Quelques jours en Septembre
Santiago Amigorena
- Francia 2006 - 1h 50'
-
opera prima -


Venezia 63° - Fuori concorso

   Spionaggio e affetti famigliari. Un killer e il suo psicanalista. Parigi e Venezia. Quelques jours en Septembre mescola il bello e il brutto dell’esistenza, l’incertezza del vivere e il gusto della buona cucina, il rancore e il desiderio di vendetta, la soavità della poesia e la brutalità della politica.
Tutto comincia all’ombra della Torre Eiffel dove, in uno squallido alberghetto si ritrovano Orlando (Sara Forestier), Iréne (Juliette Binoche) e David (Tom Riley). L’una è la figlia di Elliot, un misterioso (ex?) agente della CIA, l’altra è uno smagata spia francese, amica di lunga data del padre della ragazza. Anche David è figlio di Elliot, della sua seconda identità, dopo che, alla morte della prima moglie, ha abbandonato in Francia Orlando e ha preso cittadinanza americana… Ma non c’è tempo per troppe spiegazioni, né per attendere il previsto arrivo di Elliot. William Pound (John Tururro), killer feroce e bizzarro, piomba nella loro stanza e la ronde spionistica ha inizio.
Nel plot e nella regia di Santiago Amigorena (un passato di sceneggiatore, qui all’esordio dietro la macchina da presa) ci sono tutti i clichet del genere ma c’è anche di più. C’è una continua contraddizione delle aspettative dello spettatore (l’ansia che aumenta per poi smorzarsi nel nulla, momenti di pausa che si concretizzano all’improvviso in inaspettati crescendo di tensione), c’è l’introversa personalità di Orlando che odia il padre e ha sempre una pistola per le mani, c’è la soave presenza di David che degusta il vino, sceglie con golosità i dolci, mangia e cucina con la passione del buongustaio, legge e recita poesia con suadente sensibilità. Iréne adombra il suo ruolo di spia in una rasserenante leggerezza di spirito (e negli eleganti tratti del volto di una Binoche matura e calibratissima), William Pound passa da crisi di professionalità (a cui corrispondono surreali telefonate allo psicanalista) ad azioni di inesorabile efferatezza, Elliot (Nick Nolte) resta fino alla fine una figura enigmatica, un consulente finanziario sui generis, un agente che forse fa il doppio gioco (per se stesso), il “padre” da ritrovare, da comprendere, da eliminare.

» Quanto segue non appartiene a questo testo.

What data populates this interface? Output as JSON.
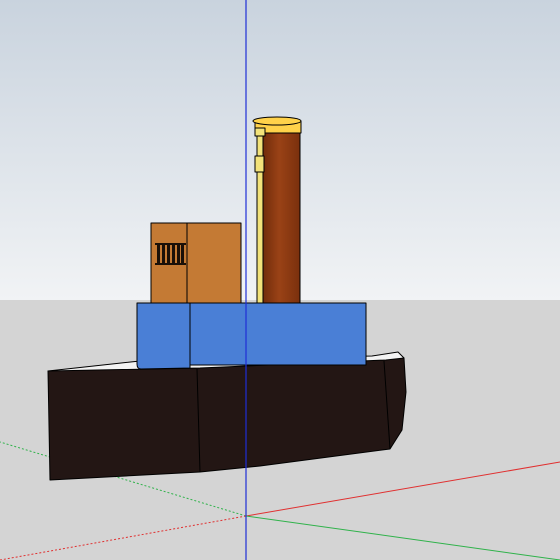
{
  "viewport": {
    "sky_top_color": "#c9d3de",
    "sky_bottom_color": "#f1f3f5",
    "ground_color": "#d4d4d4"
  },
  "axes": {
    "blue_axis_color": "#1f2fd6",
    "red_axis_color": "#e03030",
    "green_axis_color": "#2fb24a"
  },
  "model": {
    "name": "tugboat",
    "hull_color": "#231614",
    "deck_rim_color": "#f3f3f3",
    "cabin_color": "#4a7fd6",
    "wheelhouse_color": "#c47a34",
    "window_color": "#1a1008",
    "funnel_color": "#8b3510",
    "funnel_cap_color": "#ffd24a",
    "pipe_color": "#f2e27a",
    "edge_color": "#000000"
  }
}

E se Parigi è l’inizio, Venezia non può essere che la fine del viaggio. Un viaggio anche iniziatico nel confronto esistenziale tra Europa-Orlando e USA-David: memorabile l’enunciazione dei “segni” negativi dell’essere americani, compresa una metafora sui dinosauri, così presenti nel cinema hollywoodiano, proprio quale simbolo di una (in)civiltà destinata a scomparire. Un viaggio anche sentimentale perché Orlando e David fratelli, ma non consanguinei, arriveranno a incontrare prima l’amore che il padre. Un viaggio infine “rivelatore” perché, una volta concesso alla spy-story il giusto cruento epilogo,
Quelques jours en Septembre mette a fuoco, assieme allo sguardo di Iréne, anche il nostro di spettatori. Il misterioso segreto di Elliott si disvela solo nell’ultima sequenza, sullo schermo di un televisore. La civiltà americana non rischia forse l’estinzione ma, tra fiction e realtà, quei giorni di settembre lasciano il segno.